Deep Curation: Putting Open Science Data to Work

Lecture / Panel
For NYU Community

Speaker:  Bill Howe, University of Washington


Data in public repositories and in the scientific literature remains remarkably underused despite significant investments in open data and open science. Making data available online turns out to be the easy part; making the data usable for data science requires new services to support longitudinal, multi-dataset analysis rather than just settling for keyword search.

In this talk, I'll describe a suite of services my group has been building to improve the utility of public data.

In the Deep Curation project, we have developed a variant of distant supervision and co-learning that can automatically label datasets with zero training data.  We have applied this approach to curate gene expression data and identify figures in the scientific literature, outperforming state-of-the-art supervised methods that rely on human-provided labels.

In the Wide Open project, we use a simple text-based approach to identify datasets referenced in the scientific literature that are overdue for publication; our results led to the public release of 400 datasets in a one-week period.

In the Claim Verification project, we extract limited forms of scientific claims from the literature and automatically perform reproducibility experiments against data in public repositories.

In the Viziometrics project, we are developing a platform for large-scale information extraction from the figures in the scientific literature.  We have used this platform to automatically build a database of phylogenetic information from tens of thousands of tree diagrams in the literature.

Finally, in the Query2Vec project, we are designing vector embeddings of SQL query logs to automate database administration tasks such as index recommendation and result caching.

Our vision is to provide a richer set of services to make data-intensive science more robust and reproducible, and ultimately improve public trust in science.

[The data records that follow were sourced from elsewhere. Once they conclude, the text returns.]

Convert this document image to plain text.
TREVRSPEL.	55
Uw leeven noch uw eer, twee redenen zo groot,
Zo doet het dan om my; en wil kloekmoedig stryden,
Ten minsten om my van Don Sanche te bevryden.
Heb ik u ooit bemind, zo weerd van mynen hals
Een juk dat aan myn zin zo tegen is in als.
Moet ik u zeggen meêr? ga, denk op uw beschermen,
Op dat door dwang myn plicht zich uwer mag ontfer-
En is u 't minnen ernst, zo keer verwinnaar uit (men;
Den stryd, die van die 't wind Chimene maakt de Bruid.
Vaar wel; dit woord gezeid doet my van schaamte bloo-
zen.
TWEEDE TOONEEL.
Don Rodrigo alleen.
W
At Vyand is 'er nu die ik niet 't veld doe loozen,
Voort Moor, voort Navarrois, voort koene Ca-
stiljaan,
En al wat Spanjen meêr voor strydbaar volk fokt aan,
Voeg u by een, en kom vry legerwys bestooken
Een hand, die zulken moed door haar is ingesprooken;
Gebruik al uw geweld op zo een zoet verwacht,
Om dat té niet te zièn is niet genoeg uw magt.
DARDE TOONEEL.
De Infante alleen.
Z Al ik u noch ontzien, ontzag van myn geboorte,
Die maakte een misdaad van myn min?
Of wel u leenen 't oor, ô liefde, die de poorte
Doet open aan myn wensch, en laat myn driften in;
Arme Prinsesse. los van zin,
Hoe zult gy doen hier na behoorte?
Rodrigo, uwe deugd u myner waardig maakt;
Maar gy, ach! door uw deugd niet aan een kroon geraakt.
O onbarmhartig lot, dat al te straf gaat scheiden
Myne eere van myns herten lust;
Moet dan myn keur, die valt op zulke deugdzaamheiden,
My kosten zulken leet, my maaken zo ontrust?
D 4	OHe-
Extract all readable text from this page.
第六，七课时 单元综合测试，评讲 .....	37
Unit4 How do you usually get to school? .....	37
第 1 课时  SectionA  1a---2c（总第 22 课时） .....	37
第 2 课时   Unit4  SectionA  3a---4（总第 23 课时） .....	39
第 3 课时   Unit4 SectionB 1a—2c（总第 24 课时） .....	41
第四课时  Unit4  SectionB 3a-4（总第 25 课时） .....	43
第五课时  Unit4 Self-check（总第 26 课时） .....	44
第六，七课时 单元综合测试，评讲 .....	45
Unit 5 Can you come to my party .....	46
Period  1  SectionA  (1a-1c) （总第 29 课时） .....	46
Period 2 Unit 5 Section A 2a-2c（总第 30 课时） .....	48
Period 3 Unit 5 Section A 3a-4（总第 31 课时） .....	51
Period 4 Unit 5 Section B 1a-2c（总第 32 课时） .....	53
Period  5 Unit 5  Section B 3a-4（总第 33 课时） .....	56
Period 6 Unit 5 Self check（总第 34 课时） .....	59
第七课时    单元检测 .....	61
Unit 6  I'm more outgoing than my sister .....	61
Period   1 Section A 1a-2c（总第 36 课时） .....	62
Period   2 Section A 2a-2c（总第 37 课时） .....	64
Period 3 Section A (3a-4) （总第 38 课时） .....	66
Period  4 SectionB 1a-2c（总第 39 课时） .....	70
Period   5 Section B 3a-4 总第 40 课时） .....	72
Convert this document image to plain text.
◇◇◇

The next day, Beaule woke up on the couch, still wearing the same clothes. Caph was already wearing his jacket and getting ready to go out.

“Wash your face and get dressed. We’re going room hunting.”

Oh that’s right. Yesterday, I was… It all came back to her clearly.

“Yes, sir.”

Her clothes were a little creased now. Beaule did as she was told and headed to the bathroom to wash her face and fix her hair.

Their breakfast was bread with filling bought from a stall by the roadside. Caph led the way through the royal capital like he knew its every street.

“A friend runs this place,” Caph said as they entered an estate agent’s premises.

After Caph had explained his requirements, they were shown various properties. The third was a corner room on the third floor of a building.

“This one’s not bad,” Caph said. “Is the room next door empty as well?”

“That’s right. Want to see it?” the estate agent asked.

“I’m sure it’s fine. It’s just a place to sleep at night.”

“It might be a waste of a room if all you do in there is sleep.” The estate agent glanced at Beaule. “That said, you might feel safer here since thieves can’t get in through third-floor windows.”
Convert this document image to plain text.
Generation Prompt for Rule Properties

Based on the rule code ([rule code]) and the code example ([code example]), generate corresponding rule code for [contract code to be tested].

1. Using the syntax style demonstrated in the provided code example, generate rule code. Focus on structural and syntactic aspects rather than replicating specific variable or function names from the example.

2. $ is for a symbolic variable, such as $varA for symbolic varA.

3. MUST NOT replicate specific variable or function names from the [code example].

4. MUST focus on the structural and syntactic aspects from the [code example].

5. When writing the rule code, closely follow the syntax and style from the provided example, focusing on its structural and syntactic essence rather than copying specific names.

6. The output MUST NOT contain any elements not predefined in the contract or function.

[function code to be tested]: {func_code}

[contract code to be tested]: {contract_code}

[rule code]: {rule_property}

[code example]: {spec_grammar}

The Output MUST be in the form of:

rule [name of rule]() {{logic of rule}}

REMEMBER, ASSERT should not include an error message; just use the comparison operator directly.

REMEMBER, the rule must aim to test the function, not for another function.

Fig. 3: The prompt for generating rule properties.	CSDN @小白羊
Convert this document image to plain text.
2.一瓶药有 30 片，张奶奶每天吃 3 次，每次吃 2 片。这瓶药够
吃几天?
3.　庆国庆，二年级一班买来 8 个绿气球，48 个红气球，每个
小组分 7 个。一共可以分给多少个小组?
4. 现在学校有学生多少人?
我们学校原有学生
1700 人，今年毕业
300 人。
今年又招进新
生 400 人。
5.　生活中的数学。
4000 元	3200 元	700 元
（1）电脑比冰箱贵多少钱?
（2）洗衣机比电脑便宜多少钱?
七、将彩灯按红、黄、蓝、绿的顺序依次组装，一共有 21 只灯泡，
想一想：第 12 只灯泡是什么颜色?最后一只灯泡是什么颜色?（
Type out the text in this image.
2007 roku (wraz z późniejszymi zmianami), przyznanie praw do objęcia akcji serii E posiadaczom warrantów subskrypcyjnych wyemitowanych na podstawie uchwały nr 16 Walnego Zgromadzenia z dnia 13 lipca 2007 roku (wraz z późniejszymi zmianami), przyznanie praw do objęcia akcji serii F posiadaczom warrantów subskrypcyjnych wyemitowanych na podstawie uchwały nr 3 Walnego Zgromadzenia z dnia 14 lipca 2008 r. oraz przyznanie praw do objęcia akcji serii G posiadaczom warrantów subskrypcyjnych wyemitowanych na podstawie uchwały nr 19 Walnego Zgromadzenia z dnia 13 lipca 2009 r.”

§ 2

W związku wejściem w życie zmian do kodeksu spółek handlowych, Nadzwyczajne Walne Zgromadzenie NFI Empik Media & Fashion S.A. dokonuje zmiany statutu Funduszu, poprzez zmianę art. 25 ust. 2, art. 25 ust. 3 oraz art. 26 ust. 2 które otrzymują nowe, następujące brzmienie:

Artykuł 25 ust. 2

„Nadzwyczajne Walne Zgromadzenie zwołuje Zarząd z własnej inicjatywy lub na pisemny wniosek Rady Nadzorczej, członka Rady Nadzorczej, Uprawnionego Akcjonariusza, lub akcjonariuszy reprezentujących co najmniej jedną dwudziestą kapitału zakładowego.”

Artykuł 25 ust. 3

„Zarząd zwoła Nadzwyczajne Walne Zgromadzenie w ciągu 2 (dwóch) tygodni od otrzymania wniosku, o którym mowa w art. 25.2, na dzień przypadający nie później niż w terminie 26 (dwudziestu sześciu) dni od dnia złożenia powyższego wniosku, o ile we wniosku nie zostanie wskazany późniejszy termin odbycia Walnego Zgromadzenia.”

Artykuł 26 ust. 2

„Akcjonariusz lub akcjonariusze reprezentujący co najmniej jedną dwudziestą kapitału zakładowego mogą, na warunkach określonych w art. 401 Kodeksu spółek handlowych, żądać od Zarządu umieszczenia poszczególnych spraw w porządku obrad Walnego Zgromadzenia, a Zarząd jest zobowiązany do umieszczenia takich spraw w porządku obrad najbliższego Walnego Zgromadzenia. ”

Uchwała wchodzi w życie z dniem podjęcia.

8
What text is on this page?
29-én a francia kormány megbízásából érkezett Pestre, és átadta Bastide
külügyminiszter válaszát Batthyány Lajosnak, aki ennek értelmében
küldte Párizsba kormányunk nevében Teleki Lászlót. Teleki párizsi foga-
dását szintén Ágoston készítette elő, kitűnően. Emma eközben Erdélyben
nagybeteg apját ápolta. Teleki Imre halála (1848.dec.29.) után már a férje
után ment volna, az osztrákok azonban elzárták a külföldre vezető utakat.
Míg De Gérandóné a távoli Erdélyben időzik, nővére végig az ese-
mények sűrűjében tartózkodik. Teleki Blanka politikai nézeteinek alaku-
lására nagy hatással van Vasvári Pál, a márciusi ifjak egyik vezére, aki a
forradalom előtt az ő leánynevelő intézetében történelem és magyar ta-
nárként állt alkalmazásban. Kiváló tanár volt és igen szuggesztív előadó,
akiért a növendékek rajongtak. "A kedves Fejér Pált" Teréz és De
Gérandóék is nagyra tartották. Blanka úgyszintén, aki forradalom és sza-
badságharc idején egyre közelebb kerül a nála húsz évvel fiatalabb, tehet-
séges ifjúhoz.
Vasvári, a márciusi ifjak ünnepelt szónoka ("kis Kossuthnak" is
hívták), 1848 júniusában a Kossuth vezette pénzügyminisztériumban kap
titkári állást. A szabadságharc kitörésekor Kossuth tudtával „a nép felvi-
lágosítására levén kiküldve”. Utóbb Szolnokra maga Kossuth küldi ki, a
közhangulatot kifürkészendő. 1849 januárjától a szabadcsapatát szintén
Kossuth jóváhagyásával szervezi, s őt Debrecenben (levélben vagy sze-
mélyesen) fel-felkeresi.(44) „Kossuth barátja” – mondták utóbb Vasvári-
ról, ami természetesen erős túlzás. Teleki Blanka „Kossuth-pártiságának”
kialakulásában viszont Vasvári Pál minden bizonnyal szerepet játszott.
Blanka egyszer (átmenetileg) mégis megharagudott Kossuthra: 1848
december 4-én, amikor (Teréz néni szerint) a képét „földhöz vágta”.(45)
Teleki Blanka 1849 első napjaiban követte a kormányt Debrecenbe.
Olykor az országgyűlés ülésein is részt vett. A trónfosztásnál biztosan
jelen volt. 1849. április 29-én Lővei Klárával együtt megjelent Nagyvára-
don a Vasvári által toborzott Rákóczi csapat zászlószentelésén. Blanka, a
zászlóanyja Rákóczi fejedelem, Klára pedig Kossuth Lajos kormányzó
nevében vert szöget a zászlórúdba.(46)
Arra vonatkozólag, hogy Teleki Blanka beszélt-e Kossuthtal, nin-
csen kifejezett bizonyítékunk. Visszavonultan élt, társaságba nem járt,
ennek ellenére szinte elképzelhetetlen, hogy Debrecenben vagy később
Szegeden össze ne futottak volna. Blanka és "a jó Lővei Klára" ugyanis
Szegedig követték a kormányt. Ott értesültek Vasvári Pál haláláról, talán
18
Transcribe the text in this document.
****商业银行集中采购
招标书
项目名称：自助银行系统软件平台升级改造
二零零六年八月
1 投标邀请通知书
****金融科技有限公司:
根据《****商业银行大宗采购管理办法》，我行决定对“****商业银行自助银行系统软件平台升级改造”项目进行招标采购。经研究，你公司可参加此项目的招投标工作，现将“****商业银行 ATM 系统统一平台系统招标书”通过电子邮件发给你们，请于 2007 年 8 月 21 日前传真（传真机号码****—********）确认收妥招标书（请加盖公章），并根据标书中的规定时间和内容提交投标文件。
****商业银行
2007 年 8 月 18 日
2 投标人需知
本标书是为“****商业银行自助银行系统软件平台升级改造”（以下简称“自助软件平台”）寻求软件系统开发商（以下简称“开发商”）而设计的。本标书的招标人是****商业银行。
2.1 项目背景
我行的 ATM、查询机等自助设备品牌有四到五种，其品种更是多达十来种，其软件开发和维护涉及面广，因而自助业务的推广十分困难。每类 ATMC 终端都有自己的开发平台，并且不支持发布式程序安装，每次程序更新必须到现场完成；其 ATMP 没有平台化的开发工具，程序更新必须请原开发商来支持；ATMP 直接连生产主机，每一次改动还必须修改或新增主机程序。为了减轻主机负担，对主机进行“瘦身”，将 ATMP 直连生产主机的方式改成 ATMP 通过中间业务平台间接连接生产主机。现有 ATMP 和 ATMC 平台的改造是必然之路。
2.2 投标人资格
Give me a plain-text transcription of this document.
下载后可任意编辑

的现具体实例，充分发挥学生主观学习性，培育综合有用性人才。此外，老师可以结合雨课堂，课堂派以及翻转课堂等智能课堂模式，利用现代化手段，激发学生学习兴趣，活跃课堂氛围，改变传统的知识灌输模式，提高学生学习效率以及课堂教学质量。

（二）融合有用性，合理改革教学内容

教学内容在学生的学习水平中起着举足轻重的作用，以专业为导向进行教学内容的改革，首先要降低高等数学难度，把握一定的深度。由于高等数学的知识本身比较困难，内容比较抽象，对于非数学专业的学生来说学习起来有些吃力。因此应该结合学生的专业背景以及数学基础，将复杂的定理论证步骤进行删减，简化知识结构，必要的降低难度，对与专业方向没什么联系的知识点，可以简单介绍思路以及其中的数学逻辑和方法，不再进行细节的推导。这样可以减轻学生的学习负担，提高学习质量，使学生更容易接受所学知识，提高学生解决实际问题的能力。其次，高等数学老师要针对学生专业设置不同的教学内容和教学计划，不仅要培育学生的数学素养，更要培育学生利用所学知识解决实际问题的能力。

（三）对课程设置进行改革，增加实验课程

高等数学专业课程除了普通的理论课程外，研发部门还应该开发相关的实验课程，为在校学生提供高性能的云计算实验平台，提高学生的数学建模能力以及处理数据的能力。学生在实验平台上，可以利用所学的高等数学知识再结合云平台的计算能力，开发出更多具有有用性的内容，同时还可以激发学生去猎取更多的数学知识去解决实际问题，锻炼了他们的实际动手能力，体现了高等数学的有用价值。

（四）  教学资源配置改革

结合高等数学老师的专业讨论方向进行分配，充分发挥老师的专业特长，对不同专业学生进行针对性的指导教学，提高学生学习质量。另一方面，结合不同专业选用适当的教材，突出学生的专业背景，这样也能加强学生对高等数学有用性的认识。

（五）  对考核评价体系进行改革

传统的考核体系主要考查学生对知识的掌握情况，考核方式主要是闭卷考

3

Bill Howe is Associate Professor in the Information School, Adjunct Associate Professor in Computer Science & Engineering, and Associate Director of the UW eScience Institute. His research interests are in data management, curation, analytics, and visualization in the sciences. Howe played a leadership role in the Data Science Environment program at UW through a $32.8 million grant awarded jointly to UW, NYU, and UC Berkeley. With support from the MacArthur Foundation and Microsoft, Howe directs the Urbanalytics group at UW and UW's participation in the Cascadia Urban Analytics Cooperative with the University of British Columbia, where he focuses on data-intensive urban science. He founded the UW Data Science Masters Degree and serves as its inaugural Program Director and Faculty Chair. He has received two Jim Gray Seed Grant awards from Microsoft Research for work on managing environmental data, has had two papers selected for VLDB Journal's "Best of Conference" issues (2004 and 2010), and co-authored what are currently the most-cited papers from both VLDB 2010 and SIGMOD 2012. Howe serves on the program and organizing committees for a number of conferences in the area of databases and scientific data management, developed a first MOOC on data science that attracted over 200,000 students across two offerings, and founded UW's Data Science for Social Good program. He has a Ph.D. in Computer Science from Portland State University and a Bachelor's degree in Industrial & Systems Engineering from Georgia Tech.